One example is a colorful mural all along the wall of Catch 21, a very popular Skid Row low-cost fresh fish restaurant. Painted in 2017 by Dimitri, a Los Angeles Catholic Worker muralist who travels the country, the mural unfolds the beauty of indigenous community fishing. Embedded in the mural are the words: WATER IS LIFE — DEFEND THE SACRED — JUSTICE.

Urban Standing Rock

With the weight and urgency of so much Unfinished Business, a 2.0 was launched December 4, 2017 — the Poor Peoples Campaign: a national call for moral revivval. This new Poor Peoples Campaign confronts a Distorted Moral Narrative (Christian Nationalism) with four great Moral Imperatives: Poverty is Immoral; Racism is Immoral; War Economy is Immoral; Ecological Devastation (Ecocide) is Immoral.

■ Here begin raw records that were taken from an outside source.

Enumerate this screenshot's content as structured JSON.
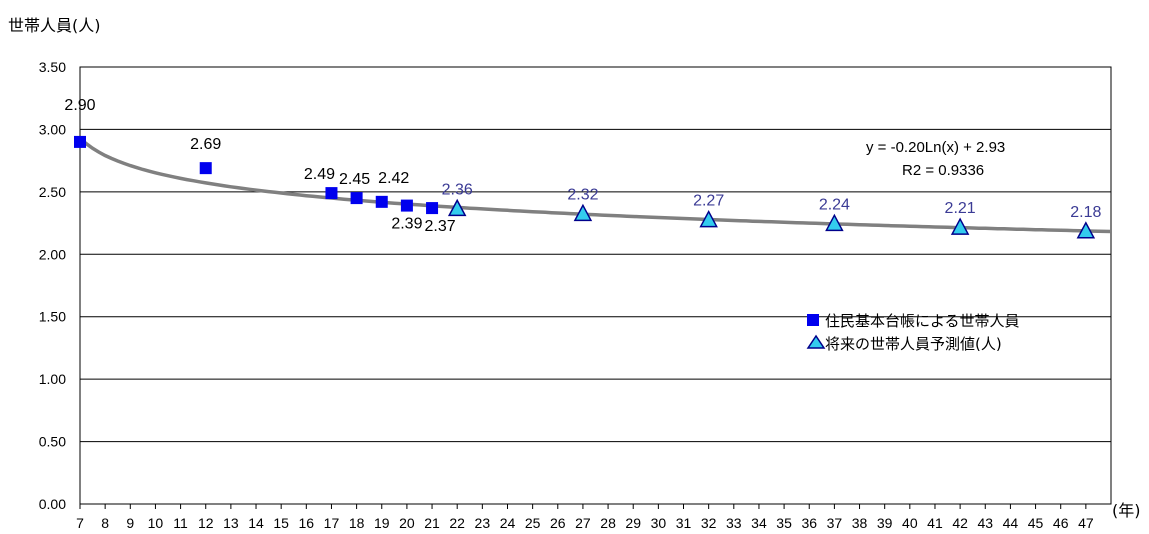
{
  "chart_data": {
    "type": "scatter",
    "ylabel": "世帯人員(人)",
    "xlabel": "(年)",
    "ylim": [
      0,
      3.5
    ],
    "yticks": [
      "0.00",
      "0.50",
      "1.00",
      "1.50",
      "2.00",
      "2.50",
      "3.00",
      "3.50"
    ],
    "xlim": [
      7,
      48
    ],
    "xticks": [
      7,
      8,
      9,
      10,
      11,
      12,
      13,
      14,
      15,
      16,
      17,
      18,
      19,
      20,
      21,
      22,
      23,
      24,
      25,
      26,
      27,
      28,
      29,
      30,
      31,
      32,
      33,
      34,
      35,
      36,
      37,
      38,
      39,
      40,
      41,
      42,
      43,
      44,
      45,
      46,
      47
    ],
    "grid": true,
    "legend_position": "center-right",
    "series": [
      {
        "name": "住民基本台帳による世帯人員",
        "marker": "square",
        "color": "#0000ee",
        "label_color": "#000000",
        "x": [
          7,
          12,
          17,
          18,
          19,
          20,
          21
        ],
        "values": [
          2.9,
          2.69,
          2.49,
          2.45,
          2.42,
          2.39,
          2.37
        ],
        "labels": [
          "2.90",
          "2.69",
          "2.49",
          "2.45",
          "2.42",
          "2.39",
          "2.37"
        ]
      },
      {
        "name": "将来の世帯人員予測値(人)",
        "marker": "triangle",
        "color": "#33ccee",
        "label_color": "#3b3b95",
        "x": [
          22,
          27,
          32,
          37,
          42,
          47
        ],
        "values": [
          2.36,
          2.32,
          2.27,
          2.24,
          2.21,
          2.18
        ],
        "labels": [
          "2.36",
          "2.32",
          "2.27",
          "2.24",
          "2.21",
          "2.18"
        ]
      }
    ],
    "trendline": {
      "type": "logarithmic",
      "color": "#808080",
      "equation": "y = -0.20Ln(x) + 2.93",
      "r2": "R2 = 0.9336"
    }
  }
}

Though technically launched December 4, 2017, 50 years after the first launch, the real launch is about to happen with 40 Days of Nonviolent Moral Fusion Direct Action.

Beginning this May 14 to April 21 in Sacramento, 30 or more other State Capitals, and Washington D.C., 40 Days will bring Demands to State and Federal officials. Demands for Systemic Transformation.

The Catch 21 mural is in the northeast section of the 50 blocks of Skid Row, a section called the Seafood District.

Right across the street from the mural is a fence where Kaleb Havens of the Los Angeles Catholic Worker chained himself months ago for a 40 day Lenten fast of food and housing in solidarity with folks on the streets.

Upworthy did a video of Kaleb chained to the fence that got over half a million views. From that, Upworthy took a tour of the streets close to Kaleb with General Dogon, one of the main street leaders in Skid Row. That video got three hundred thousand views.

The purpose of the tour was to explore a recent new name for the Seafood District — The North Sea. The North Sea is a wonderful neighborhood beautification effort where owners of fish warehouses, some family owned going back several generations, are spending their own money to fix things up with ocean-themed murals and freshly planted trees.

But there clearly is a hidden agenda with The North Sea, maybe not even hidden, of using sidewalk improvements to displace people on the street from one part of Skid Row to another part of Skid Row. As part of this effort, temporary chain-link fencing was completely blocking sidewalks, a clear violation of the American with Disabilities Act.

And now life on the streets in The North Sea has taken an aggressive and ugly turn. On May 2 chain-link fencing, close to where Kaleb was chained, was suddenly constructed right around a tent encampment and it’s been reported the folks in the tents were told if they didn’t move in an hour they would be arrested. Skid Row activists blasted photos on social media showing those in the tents, the vast majority African Americans, now caged.

What’s happening here is a radioactive version of a Los Angeles strategy to deal with street homelessness embraced by the Mayor’s office created last December during an Urban Land Institute think tank — Godzilla is in The North Sea.

Dr. Martin Luther King Jr. was 39 years old when he was assassinated. What if 40 didn’t escape?

The two main days of the 40 Days in Sacramento are Monday and Thursday. Each week of the six weeks is a different multi-dimensional theme. Monday is Direct Action/Civil Disobedience and Press Conferences. Thursday is a day of Art Builds to create the thematic atmosphere for the following Monday.

The California Arts and Culture team is encouraging the rest of the state to organize Art Builds on Thursday in alignment with Sacramento.

These 40 Days are not an end. They are a beginning.